3. A questão da imaginação. Recapitulação e comentários ao que já foi explicado.

[Conforme anteriormente exposto], existe uma dúvida preliminar acerca das paixões e operações da alma, se são próprias da alma sem comunicação com o corpo, ou se nenhuma é própria da alma, mas são comuns ao corpo e ao composto. [Para que se possa dar a solução desta dúvida, devemos dizer que descobrir] se as paixões e operações da alma são comuns ou próprias é difícil, e a causa da dificuldade está em que, apesar de que muitas paixões sejam comuns, e não [se realizam] sem concorrência do corpo, como enervar-se e sentir, nas quais a alma nada [realiza] sem o corpo, apesar disso, entretanto, se alguma operação fosse própria da alma, esta parece ser a operação do intelecto.

Se, todavia, [esta questão] for retamente considerada, não parecerá próprio da alma inteligir. E isto porque inteligir ou é a fantasia, conforme a opinião dos filósofos platônicos, ou [pelo menos] não existe sem a fantasia. Ora, como a fantasia necessita do corpo, os filósofos platônicos afirmavam que inteligir não é próprio da alma, mas comum à alma e ao corpo.

Se, por outro lado, o intelecto não é a fantasia, todavia é certo que não existe sem a fantasia, e assim também não é próprio da alma, porque a fantasia necessita do corpo. Assim, não existe intelecção sem o corpo.

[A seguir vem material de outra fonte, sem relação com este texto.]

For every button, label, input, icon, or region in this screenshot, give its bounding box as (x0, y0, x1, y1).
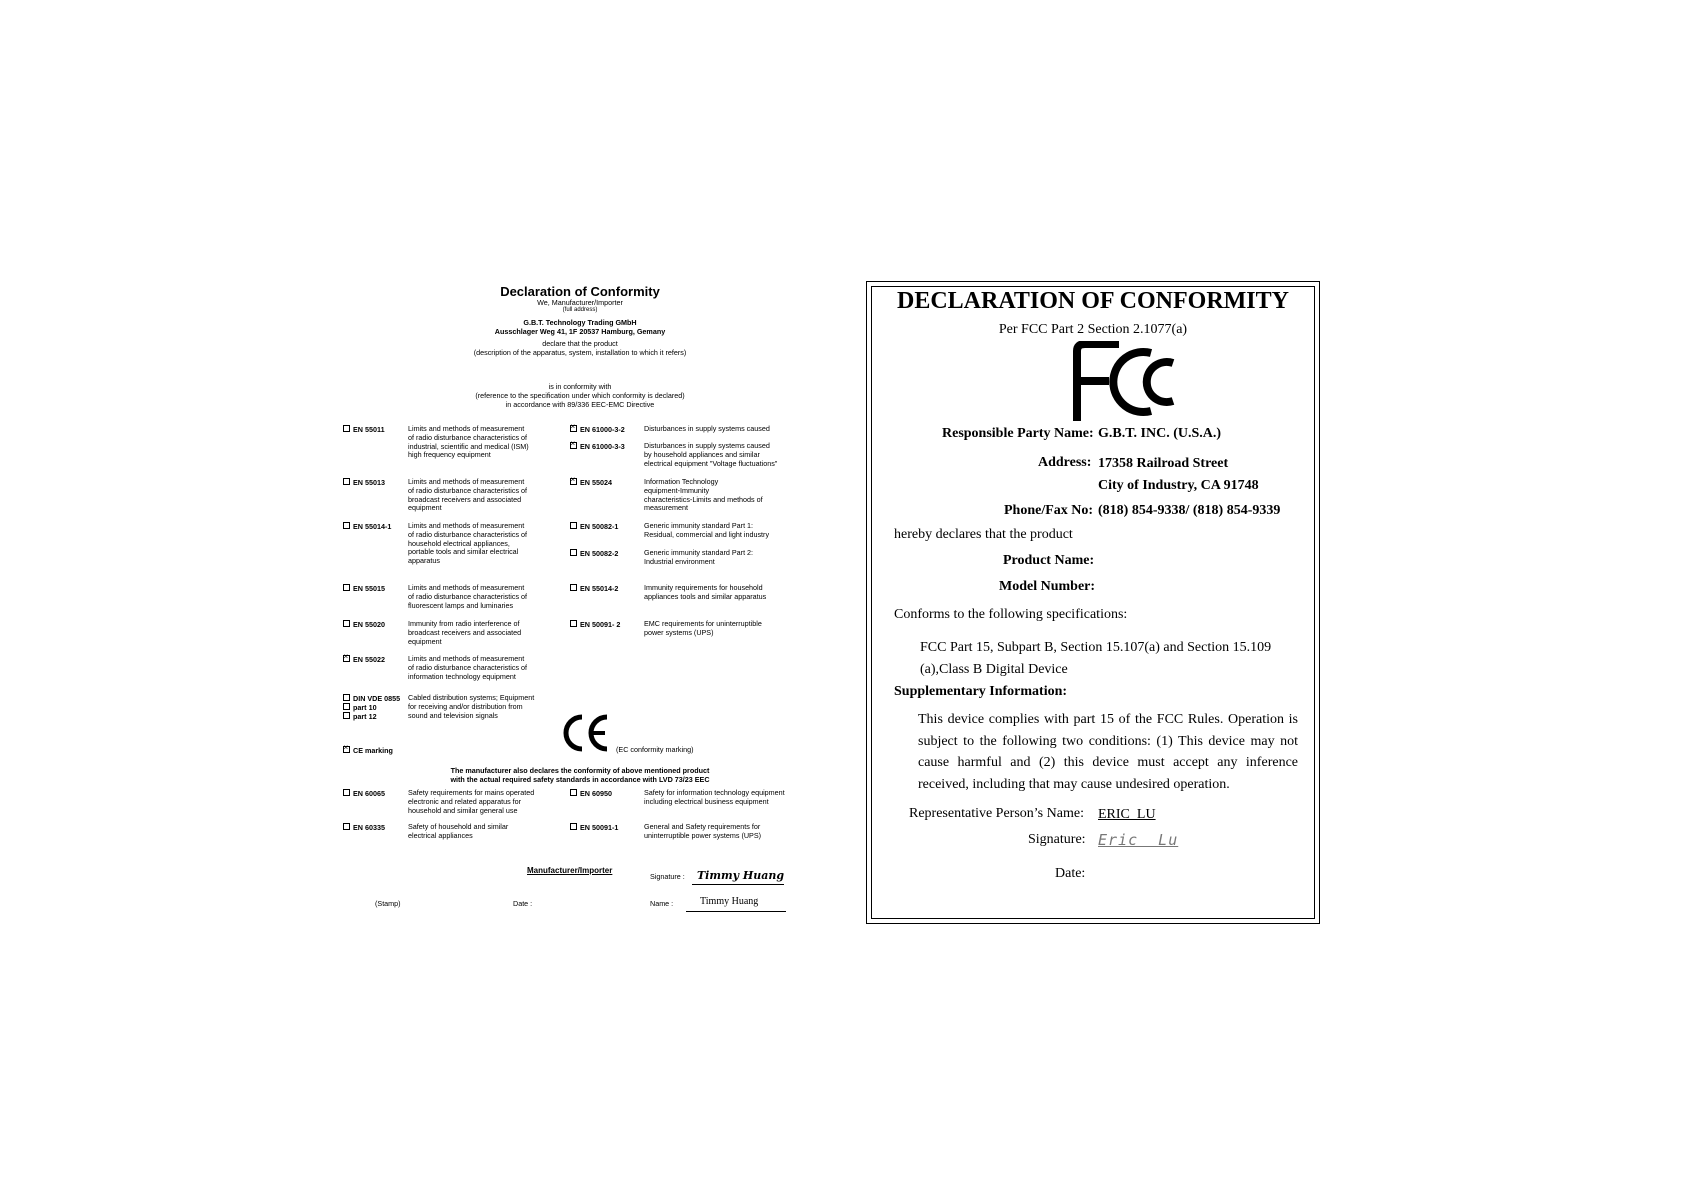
responsible-party-value: G.B.T. INC. (U.S.A.) (1098, 426, 1222, 441)
standard-code: EN 60950 (570, 789, 612, 799)
checkbox-icon (343, 478, 350, 485)
conformity-text: is in conformity with (548, 382, 612, 391)
description-note: (description of the apparatus, system, installation to which it refers) (473, 348, 687, 357)
checkbox-icon (343, 712, 350, 719)
standard-code: EN 55015 (343, 584, 385, 594)
standard-code: EN 55011 (343, 425, 385, 435)
fcc-title: DECLARATION OF CONFORMITY (896, 288, 1289, 314)
standard-code: EN 55014-1 (343, 522, 391, 532)
safety-statement-1: The manufacturer also declares the conformity of above mentioned product (450, 766, 710, 775)
checkbox-icon (570, 522, 577, 529)
din-description: Cabled distribution systems; Equipment for receiving and/or distribution from sound and television signals (408, 693, 535, 720)
standard-code: EN 50091- 2 (570, 620, 620, 630)
checked-box-icon (570, 442, 577, 449)
fcc-date-label: Date: (1055, 866, 1086, 881)
standard-description: Limits and methods of measurement of radio disturbance characteristics of household electrical appliances, portable tools and similar electrical apparatus (408, 521, 528, 566)
directive-text: in accordance with 89/336 EEC-EMC Directive (505, 400, 655, 409)
standard-description: Limits and methods of measurement of radio disturbance characteristics of industrial, scientific and medical (ISM) high frequency equipment (408, 424, 529, 460)
standard-code: EN 50082-1 (570, 522, 618, 532)
checkbox-icon (343, 522, 350, 529)
supplementary-text: This device complies with part 15 of the FCC Rules. Operation is subject to the following two conditions: (1) This device may not cause harmful and (2) this device must accept any inference received, including that may cause undesired operation. (918, 712, 1298, 792)
standard-description: Immunity from radio interference of broadcast receivers and associated equipment (408, 619, 522, 646)
checked-box-icon (343, 746, 350, 753)
din-code-1: DIN VDE 0855 (343, 694, 400, 704)
address-label: Address: (1038, 455, 1092, 470)
standard-description: Limits and methods of measurement of radio disturbance characteristics of fluorescent lamps and luminaries (408, 583, 528, 610)
address-line-2: City of Industry, CA 91748 (1098, 478, 1259, 493)
conforms-text: Conforms to the following specifications: (894, 607, 1128, 622)
fcc-signature: Eric Lu (1098, 831, 1179, 849)
declare-text: declare that the product (542, 339, 618, 348)
standard-description: EMC requirements for uninterruptible power systems (UPS) (644, 619, 762, 637)
din-code-3: part 12 (343, 712, 377, 722)
eu-date-label: Date : (513, 899, 533, 908)
standard-description: Safety for information technology equipment including electrical business equipment (644, 788, 785, 806)
safety-statement-2: with the actual required safety standards in accordance with LVD 73/23 EEC (450, 775, 710, 784)
standard-description: Safety requirements for mains operated electronic and related apparatus for household and similar general use (408, 788, 535, 815)
standard-code: EN 60335 (343, 823, 385, 833)
supplementary-label: Supplementary Information: (894, 684, 1068, 699)
stamp-label: (Stamp) (375, 899, 401, 908)
eu-name-value: Timmy Huang (700, 896, 759, 907)
name-line (686, 911, 786, 912)
signature-line (692, 884, 784, 885)
phone-label: Phone/Fax No: (1004, 503, 1094, 518)
standard-code: × EN 61000-3-3 (570, 442, 625, 452)
manufacturer-label: We, Manufacturer/Importer (537, 298, 623, 307)
standard-code: EN 55014-2 (570, 584, 618, 594)
checkbox-icon (570, 823, 577, 830)
phone-value: (818) 854-9338/ (818) 854-9339 (1098, 503, 1281, 518)
standard-description: Disturbances in supply systems caused (644, 424, 770, 433)
full-address-note: (full address) (562, 307, 598, 313)
eu-signature-label: Signature : (650, 872, 685, 881)
spec-text: FCC Part 15, Subpart B, Section 15.107(a) and Section 15.109 (a),Class B Digital Device (920, 640, 1272, 677)
eu-signature: Timmy Huang (697, 869, 785, 882)
checkbox-icon (343, 789, 350, 796)
checkbox-icon (343, 703, 350, 710)
company-name: G.B.T. Technology Trading GMbH (523, 318, 637, 327)
standard-description: Limits and methods of measurement of radio disturbance characteristics of information technology equipment (408, 654, 528, 681)
standard-code: EN 60065 (343, 789, 385, 799)
ce-marking-label: × CE marking (343, 746, 393, 756)
checkbox-icon (570, 584, 577, 591)
model-number-label: Model Number: (999, 579, 1096, 594)
standard-description: Generic immunity standard Part 1: Residual, commercial and light industry (644, 521, 770, 539)
product-name-label: Product Name: (1003, 553, 1095, 568)
checkbox-icon (570, 789, 577, 796)
manufacturer-importer-label: Manufacturer/Importer (527, 866, 613, 875)
standard-code: EN 55013 (343, 478, 385, 488)
standard-code: × EN 55024 (570, 478, 612, 488)
fcc-subtitle: Per FCC Part 2 Section 2.1077(a) (998, 322, 1188, 337)
standard-description: Information Technology equipment-Immunity characteristics-Limits and methods of measurement (644, 477, 763, 513)
company-address: Ausschlager Weg 41, 1F 20537 Hamburg, Gemany (494, 327, 666, 336)
checkbox-icon (570, 620, 577, 627)
standard-description: Generic immunity standard Part 2: Industrial environment (644, 548, 754, 566)
checkbox-icon (570, 549, 577, 556)
checked-box-icon (343, 655, 350, 662)
standard-code: EN 50082-2 (570, 549, 618, 559)
standard-description: Safety of household and similar electrical appliances (408, 822, 509, 840)
reference-note: (reference to the specification under which conformity is declared) (475, 391, 685, 400)
checked-box-icon (570, 425, 577, 432)
eu-title: Declaration of Conformity (500, 284, 660, 299)
responsible-party-label: Responsible Party Name: (942, 426, 1094, 441)
fcc-signature-label: Signature: (1028, 832, 1086, 847)
rep-name-value: ERIC LU (1098, 807, 1156, 822)
address-line-1: 17358 Railroad Street (1098, 456, 1229, 471)
eu-name-label: Name : (650, 899, 674, 908)
standard-code: × EN 61000-3-2 (570, 425, 625, 435)
standard-description: Limits and methods of measurement of radio disturbance characteristics of broadcast receivers and associated equipment (408, 477, 528, 513)
fcc-logo-icon (1071, 341, 1181, 423)
standard-description: General and Safety requirements for uninterruptible power systems (UPS) (644, 822, 762, 840)
standard-code: × EN 55022 (343, 655, 385, 665)
checkbox-icon (343, 584, 350, 591)
hereby-text: hereby declares that the product (894, 527, 1073, 542)
standard-code: EN 50091-1 (570, 823, 618, 833)
rep-name-label: Representative Person’s Name: (909, 806, 1084, 821)
din-code-2: part 10 (343, 703, 377, 713)
standard-description: Disturbances in supply systems caused by household appliances and similar electrical equipment "Voltage fluctuations" (644, 441, 778, 468)
checkbox-icon (343, 823, 350, 830)
ce-logo-icon (563, 713, 611, 753)
ec-conformity-note: (EC conformity marking) (616, 745, 694, 754)
standard-code: EN 55020 (343, 620, 385, 630)
checked-box-icon (570, 478, 577, 485)
checkbox-icon (343, 694, 350, 701)
standard-description: Immunity requirements for household appliances tools and similar apparatus (644, 583, 767, 601)
checkbox-icon (343, 425, 350, 432)
checkbox-icon (343, 620, 350, 627)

A dificuldade da questão precedente se responde dizendo que a intelecção é de uma certa forma própria da alma, e de uma certa forma conjunta com o corpo. Deve-se saber que qualquer operação da alma pode necessitar da [corporal] de duas maneiras, como instrumento ou como objeto. [A operação de] ver, por exemplo, necessita da [corporal] tanto como objeto, assim como instrumento. Como objeto, porque a cor, que é objeto da vista, está no corpo. Como instrumento, porque a visão, apesar de ser pela alma, não se realiza sem ser pelo órgão da vista, que é o instrumento. A operação intelectual, entretanto, não necessita do corpo como instrumento, mas apenas como objeto. A intelecção, de fato, não se realiza pelo órgão corporal, mas necessita do objeto corporal. Desta maneira, os fantasmas [da fantasia] estão para o intelecto assim como as cores estão para a vista. De onde se segue que o intelecto é uma operação própria da alma e não necessita do corpo senão enquanto objeto, mas ver e as demais operações e paixões não são apenas da alma, mas conjuntas [com o corpo].

Segue-se também que, como aquilo que tem operação per se também apresenta ser e subsistência per se, e aquilo que não tem operação per se não apresenta ser per se, o intelecto é forma subsistente, e as demais potências são forma na matéria.

Como a imaginação parece ter afinidade com o intelecto, porque anteriormente foi dito que o intelecto ou é certa fantasia ou pelo menos não existe sem a fantasia, [à exposição de como as partes da alma se ordenam consecutivamente entre si], acrescenta [Aristóteles] a imaginação.

[Deve-se ainda explicar uma aparente contradição]. Anteriormente Aristóteles já afirmou que onde existe sentido e apetite, como nas partes cortadas de animais inferiores, também existe fantasia. [Deve-se explicar como isso se combina com o que acabou de ser exposto segundo o que a imaginação apresenta certa afinidade com o intelecto].

[A explicação se manifesta] dizendo que os animais imperfeitos apresentam uma certa fantasia, mas indeterminada, de tal maneira que o movimento da fantasia não permanece neles depois da apreensão do sentido. Já nos animais perfeitos, o movimento da fantasia permanece, mesmo retirando-se o sensível. Desta forma, afirma-se que a imaginação não é a mesma em todos os animais. Alguns animais, de fato, são tais que vivem somente pela imaginação, sendo dirigidos em suas operações pela imaginação, por serem carentes de intelecto, e não como outros, que são dirigidos pelo intelecto.